Posted on the 27 January 2014 by Badgereverglade
Wikipedia | Gastroesophageal reflux disease

This is the Wikipedia image for GERD. I’m not really sure what I’m looking at.

My history of disordered eating most likely isn’t entirely to blame for my gastroesophogeal reflux disease (GERD), but I’m also sure it didn’t help matters that I once habitually binged on and purged large quantities of food. Faulty esophagi run in my family — I’ve suffered from heartburn at least as early as seven years old — but I took my jalopy of an esophagus and tried to drive it up a mountain during a massive landslide.
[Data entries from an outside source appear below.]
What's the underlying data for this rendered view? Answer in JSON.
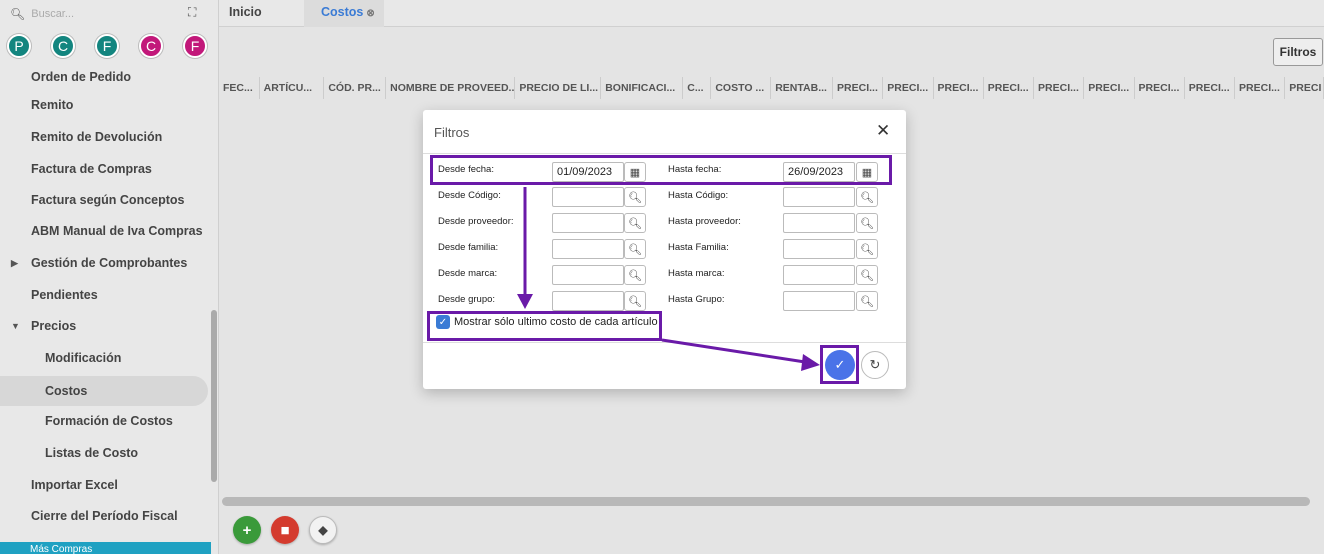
{
  "sidebar": {
    "search_placeholder": "Buscar...",
    "shortcuts": [
      {
        "letter": "P",
        "color": "#13857f"
      },
      {
        "letter": "C",
        "color": "#13857f"
      },
      {
        "letter": "F",
        "color": "#13857f"
      },
      {
        "letter": "C",
        "color": "#c2187a"
      },
      {
        "letter": "F",
        "color": "#c2187a"
      }
    ],
    "items": [
      {
        "label": "Orden de Pedido"
      },
      {
        "label": "Remito"
      },
      {
        "label": "Remito de Devolución"
      },
      {
        "label": "Factura de Compras"
      },
      {
        "label": "Factura según Conceptos"
      },
      {
        "label": "ABM Manual de Iva Compras"
      },
      {
        "label": "Gestión de Comprobantes"
      },
      {
        "label": "Pendientes"
      },
      {
        "label": "Precios"
      },
      {
        "label": "Modificación"
      },
      {
        "label": "Costos"
      },
      {
        "label": "Formación de Costos"
      },
      {
        "label": "Listas de Costo"
      },
      {
        "label": "Importar Excel"
      },
      {
        "label": "Cierre del Período Fiscal"
      }
    ],
    "footer_label": "Más Compras"
  },
  "tabs": {
    "inicio": "Inicio",
    "costos": "Costos"
  },
  "toolbar": {
    "filtros_label": "Filtros"
  },
  "grid": {
    "columns": [
      "FEC...",
      "ARTÍCU...",
      "CÓD. PR...",
      "NOMBRE DE PROVEED...",
      "PRECIO DE LI...",
      "BONIFICACI...",
      "C...",
      "COSTO ...",
      "RENTAB...",
      "PRECI...",
      "PRECI...",
      "PRECI...",
      "PRECI...",
      "PRECI...",
      "PRECI...",
      "PRECI...",
      "PRECI...",
      "PRECI...",
      "PRECI"
    ]
  },
  "modal": {
    "title": "Filtros",
    "desde_fecha_label": "Desde fecha:",
    "desde_fecha_value": "01/09/2023",
    "hasta_fecha_label": "Hasta fecha:",
    "hasta_fecha_value": "26/09/2023",
    "desde_codigo_label": "Desde Código:",
    "hasta_codigo_label": "Hasta Código:",
    "desde_proveedor_label": "Desde proveedor:",
    "hasta_proveedor_label": "Hasta proveedor:",
    "desde_familia_label": "Desde familia:",
    "hasta_familia_label": "Hasta Familia:",
    "desde_marca_label": "Desde marca:",
    "hasta_marca_label": "Hasta marca:",
    "desde_grupo_label": "Desde grupo:",
    "hasta_grupo_label": "Hasta Grupo:",
    "checkbox_label": "Mostrar sólo ultimo costo de cada artículo",
    "checkbox_checked": true
  },
  "colors": {
    "accent": "#3a7bd5",
    "highlight": "#6a1aa8",
    "confirm": "#4a73e8"
  }
}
And similarly, it’s not fun to have gastrointestinal problems when you already have a pretty strained relationship with eating.

One of the most delightful symptoms of GERD is shortness of breath following meals. Eating large meals makes me feel like I’m suffocating for a couple of hours. Eating medium-sized meals makes me feel like I’m suffocating for a couple of hours.
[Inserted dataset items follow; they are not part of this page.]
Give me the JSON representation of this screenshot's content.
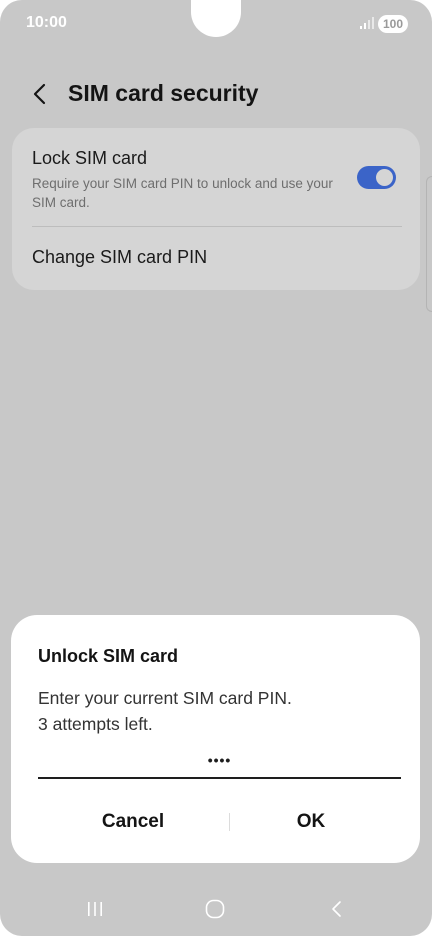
{
  "status_bar": {
    "time": "10:00",
    "battery": "100",
    "icons": [
      "signal-icon",
      "battery-icon"
    ]
  },
  "header": {
    "title": "SIM card security",
    "back_icon": "chevron-left-icon"
  },
  "settings": {
    "lock_sim": {
      "title": "Lock SIM card",
      "description": "Require your SIM card PIN to unlock and use your SIM card.",
      "toggle_on": true
    },
    "change_pin": {
      "title": "Change SIM card PIN"
    }
  },
  "dialog": {
    "title": "Unlock SIM card",
    "message_line1": "Enter your current SIM card PIN.",
    "message_line2": "3 attempts left.",
    "pin_value": "••••",
    "cancel_label": "Cancel",
    "ok_label": "OK"
  },
  "nav_bar": {
    "icons": [
      "recents-icon",
      "home-icon",
      "back-icon"
    ]
  },
  "colors": {
    "background_dim": "#c8c8c8",
    "card": "#d5d5d5",
    "toggle_accent": "#3b64c8",
    "dialog": "#ffffff"
  }
}
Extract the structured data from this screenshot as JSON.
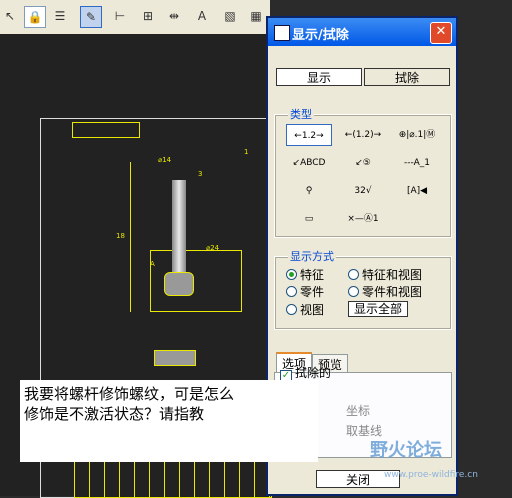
{
  "dialog": {
    "title": "显示/拭除",
    "close_symbol": "✕",
    "show_button": "显示",
    "erase_button": "拭除",
    "type_group_label": "类型",
    "tools": [
      {
        "name": "dimension-tool",
        "label": "←1.2→"
      },
      {
        "name": "reference-dimension-tool",
        "label": "←(1.2)→"
      },
      {
        "name": "geometric-tolerance-tool",
        "label": "⊕|⌀.1|Ⓜ"
      },
      {
        "name": "note-tool",
        "label": "↙ABCD"
      },
      {
        "name": "balloon-tool",
        "label": "↙⑤"
      },
      {
        "name": "axis-tool",
        "label": "---A_1"
      },
      {
        "name": "symbol-tool",
        "label": "⚲"
      },
      {
        "name": "surface-finish-tool",
        "label": "32√"
      },
      {
        "name": "datum-target-tool",
        "label": "[A]◀"
      },
      {
        "name": "cosmetic-feature-tool",
        "label": "▭"
      },
      {
        "name": "datum-target-circle-tool",
        "label": "×—Ⓐ1"
      }
    ],
    "show_mode_label": "显示方式",
    "radios": {
      "feature": "特征",
      "feature_and_view": "特征和视图",
      "part": "零件",
      "part_and_view": "零件和视图",
      "view": "视图"
    },
    "show_all_button": "显示全部",
    "tabs": {
      "options": "选项",
      "preview": "预览"
    },
    "options": {
      "erased_checkbox": "拭除的",
      "partial_label": "坐标",
      "partial_button": "取基线"
    },
    "close_button": "关闭"
  },
  "note": {
    "text_line1": "我要将螺杆修饰螺纹，可是怎么",
    "text_line2": "修饰是不激活状态？请指教"
  },
  "watermark": {
    "name": "野火论坛",
    "url": "www.proe-wildfire.cn"
  },
  "drawing": {
    "labels": [
      "⌀14",
      "18",
      "⌀24",
      "3",
      "1",
      "A"
    ]
  }
}
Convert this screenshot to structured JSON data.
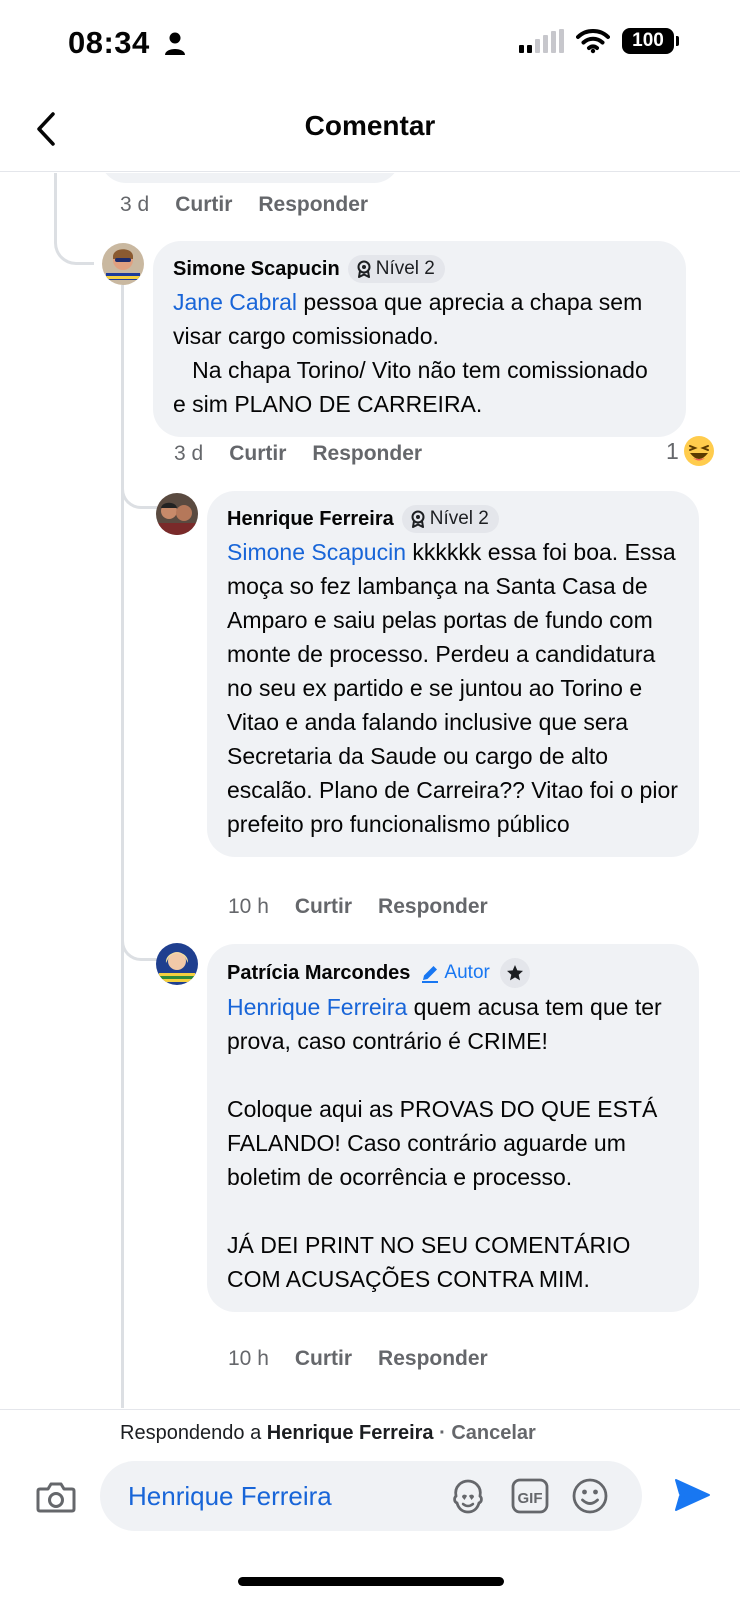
{
  "status_bar": {
    "time": "08:34",
    "battery": "100"
  },
  "header": {
    "title": "Comentar",
    "back_icon": "chevron-left-icon"
  },
  "comments": [
    {
      "meta": {
        "time": "3 d",
        "like": "Curtir",
        "reply": "Responder"
      }
    },
    {
      "author": "Simone Scapucin",
      "badge": "Nível 2",
      "mention": "Jane Cabral",
      "text": " pessoa que aprecia a chapa sem visar cargo comissionado.\n   Na chapa Torino/ Vito não tem comissionado e sim PLANO DE CARREIRA.",
      "meta": {
        "time": "3 d",
        "like": "Curtir",
        "reply": "Responder"
      },
      "reaction_count": "1",
      "reaction_icon": "laughing-emoji-icon"
    },
    {
      "author": "Henrique Ferreira",
      "badge": "Nível 2",
      "mention": "Simone Scapucin",
      "text": " kkkkkk essa foi boa. Essa moça so fez lambança na Santa Casa de Amparo e saiu pelas portas de fundo com monte de processo. Perdeu a candidatura no seu ex partido e se juntou ao Torino e Vitao e anda falando inclusive que sera Secretaria da Saude ou cargo de alto escalão. Plano de Carreira?? Vitao foi o pior prefeito pro funcionalismo público",
      "meta": {
        "time": "10 h",
        "like": "Curtir",
        "reply": "Responder"
      }
    },
    {
      "author": "Patrícia Marcondes",
      "badge": "Autor",
      "mention": "Henrique Ferreira",
      "text": " quem acusa tem que ter prova, caso contrário é CRIME!\n\nColoque aqui as PROVAS DO QUE ESTÁ FALANDO! Caso contrário aguarde um boletim de ocorrência e processo.\n\nJÁ DEI PRINT NO SEU COMENTÁRIO COM ACUSAÇÕES CONTRA MIM.",
      "meta": {
        "time": "10 h",
        "like": "Curtir",
        "reply": "Responder"
      }
    }
  ],
  "reply_banner": {
    "prefix": "Respondendo a ",
    "name": "Henrique Ferreira",
    "separator": " · ",
    "cancel": "Cancelar"
  },
  "composer": {
    "value": "Henrique Ferreira",
    "icons": [
      "camera-icon",
      "avatar-sticker-icon",
      "gif-icon",
      "emoji-icon",
      "send-icon"
    ]
  },
  "colors": {
    "accent": "#1877f2",
    "mention": "#1865d8",
    "bubble": "#f0f2f5",
    "muted": "#65676b"
  }
}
I have to eat small, spaced-out meals if I want to have any sort of comfort. And it kind of pisses me off. It pisses me off because I am so way past done limiting the amount of food that I eat. It pisses me off that the amount of food that makes me feel satisfied is equal to the amount of food that makes me feel like someone is holding a pillow over my face.
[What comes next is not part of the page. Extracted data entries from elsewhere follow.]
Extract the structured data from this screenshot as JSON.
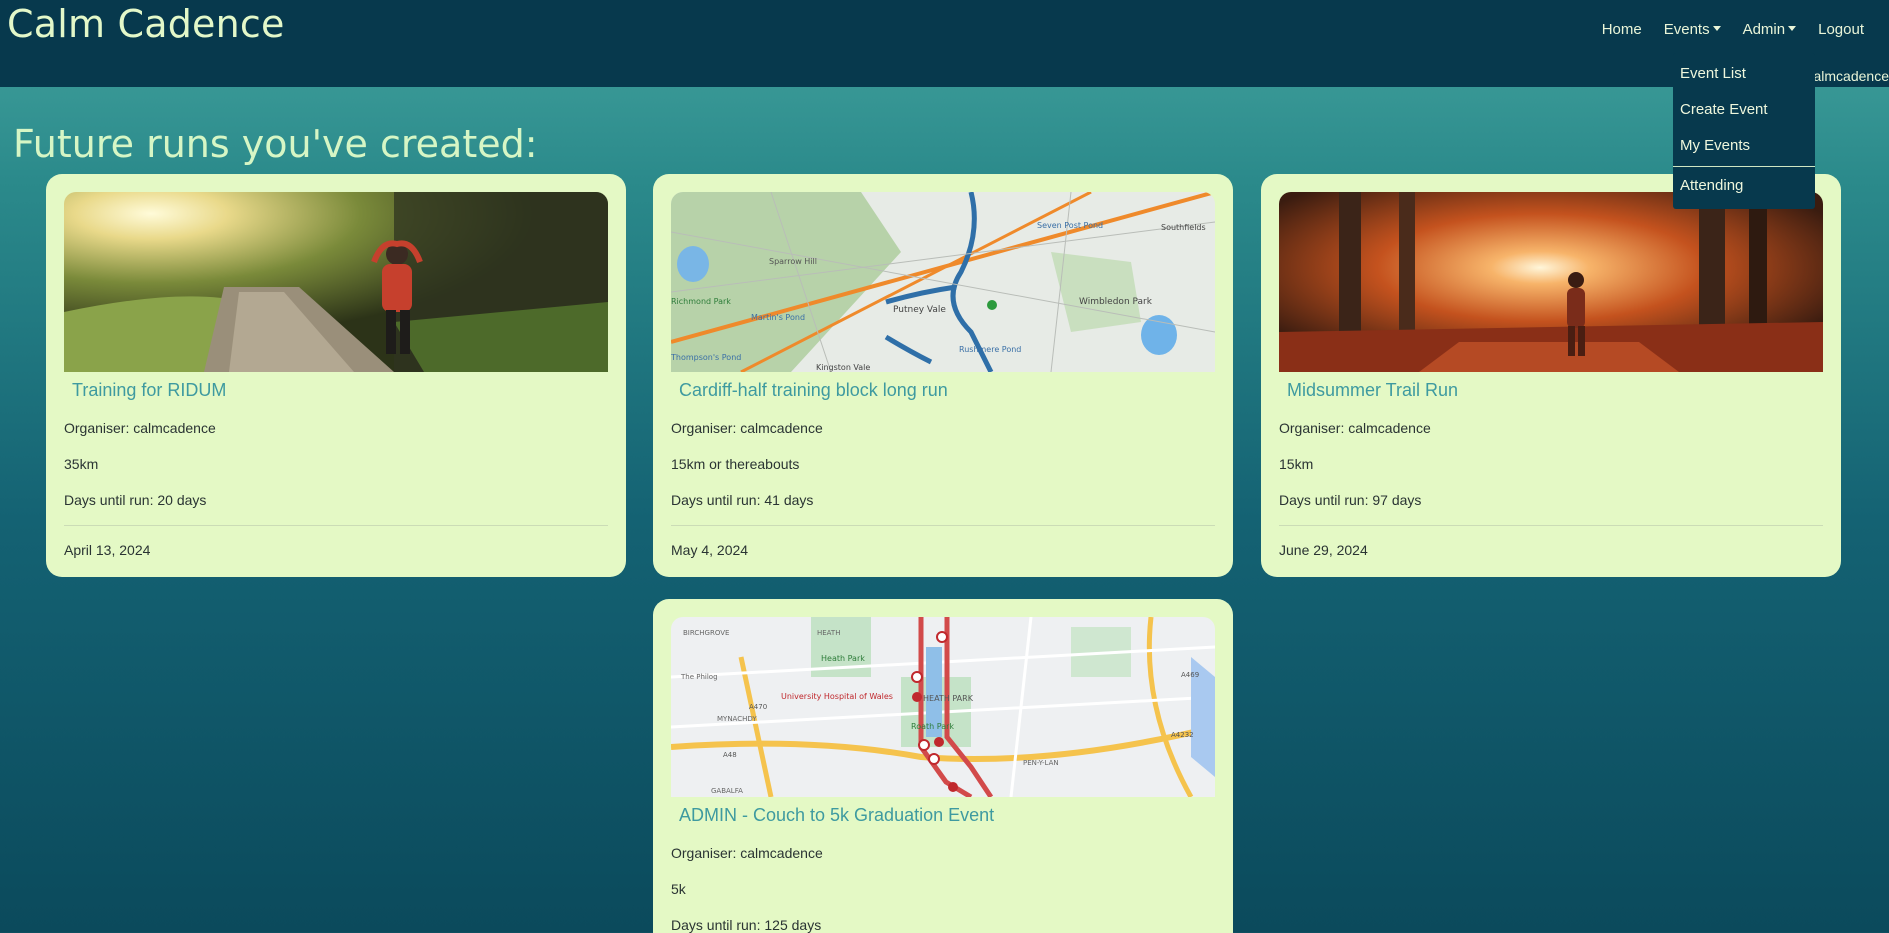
{
  "app": {
    "brand": "Calm Cadence",
    "user": "calmcadence"
  },
  "nav": {
    "home": "Home",
    "events": "Events",
    "admin": "Admin",
    "logout": "Logout"
  },
  "events_menu": {
    "items": [
      "Event List",
      "Create Event",
      "My Events",
      "Attending"
    ]
  },
  "page": {
    "title": "Future runs you've created:"
  },
  "cards": [
    {
      "title": "Training for RIDUM",
      "organiser": "Organiser: calmcadence",
      "distance": "35km",
      "days": "Days until run: 20 days",
      "date": "April 13, 2024",
      "image": "sunny-path-runner-photo"
    },
    {
      "title": "Cardiff-half training block long run",
      "organiser": "Organiser: calmcadence",
      "distance": "15km or thereabouts",
      "days": "Days until run: 41 days",
      "date": "May 4, 2024",
      "image": "route-map",
      "map_labels": [
        "Sparrow Hill",
        "Martin's Pond",
        "Putney Vale",
        "Wimbledon Park",
        "Southfields",
        "Rushmere Pond",
        "Kingston Vale",
        "Thompson's Pond",
        "Seven Post Pond",
        "Richmond Park"
      ]
    },
    {
      "title": "Midsummer Trail Run",
      "organiser": "Organiser: calmcadence",
      "distance": "15km",
      "days": "Days until run: 97 days",
      "date": "June 29, 2024",
      "image": "autumn-forest-runner-photo"
    },
    {
      "title": "ADMIN - Couch to 5k Graduation Event",
      "organiser": "Organiser: calmcadence",
      "distance": "5k",
      "days": "Days until run: 125 days",
      "image": "route-map",
      "map_labels": [
        "BIRCHGROVE",
        "HEATH",
        "Heath Park",
        "The Philog",
        "University Hospital of Wales",
        "MYNACHDY",
        "HEATH PARK",
        "Roath Park",
        "PEN-Y-LAN",
        "GABALFA",
        "A48",
        "A470",
        "A4232",
        "A469"
      ]
    }
  ],
  "colors": {
    "topbar": "#07394d",
    "card_bg": "#e4f9c5",
    "title_link": "#3e9aa0",
    "heading": "#d6f6c5"
  }
}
It doesn’t take a genius to think of all the various ways this fucks with the post-ED psyche. Is this my fault? These symptoms are relatively recent — did I deliver the death blow to my esophagus?

My body is physically forcing me to eat in a way that reminds me of the days when I dieted, when I deprived myself. This isn’t an uncommon situation for people with gastric problems. My fiance has to eat like a bird because of his Crohn’s. This way of eating is convenient for neither of us, doesn’t line up with our schedules or appetites.

But these are the cards we’re dealt, and we cope.

I, for one, have found something of a workaround.

It might sound crazy, but one of the ways I counter my stupid stomach is by drinking my nutrients. The “crazy” part comes in because I drink coldbrew coffee every day. You might be saying, “Coffee? Reflux?”, but for me, coldbrew coffee has been a godsend because it cuts down on the acid, and I drink nice dark roasts that don’t bother my stomach.

I put a generous portion of heavy cream in my coffee, and the fat keeps me satiated without making it hard for me to breathe. I didn’t come up with this idea myself — my friend Lisa, who has stomach problems due to WLS, mentioned once that coffee drinks are a great way to get energy when you’re having problems digesting solid food. Similarly, some of my low-carb friends rave about things like bulletproof coffee, basically a very fatty, energy-rich coffee concoction using grass-fed butter.

So that’s the stopgap for now, at least until I figure out how to fix my food tube.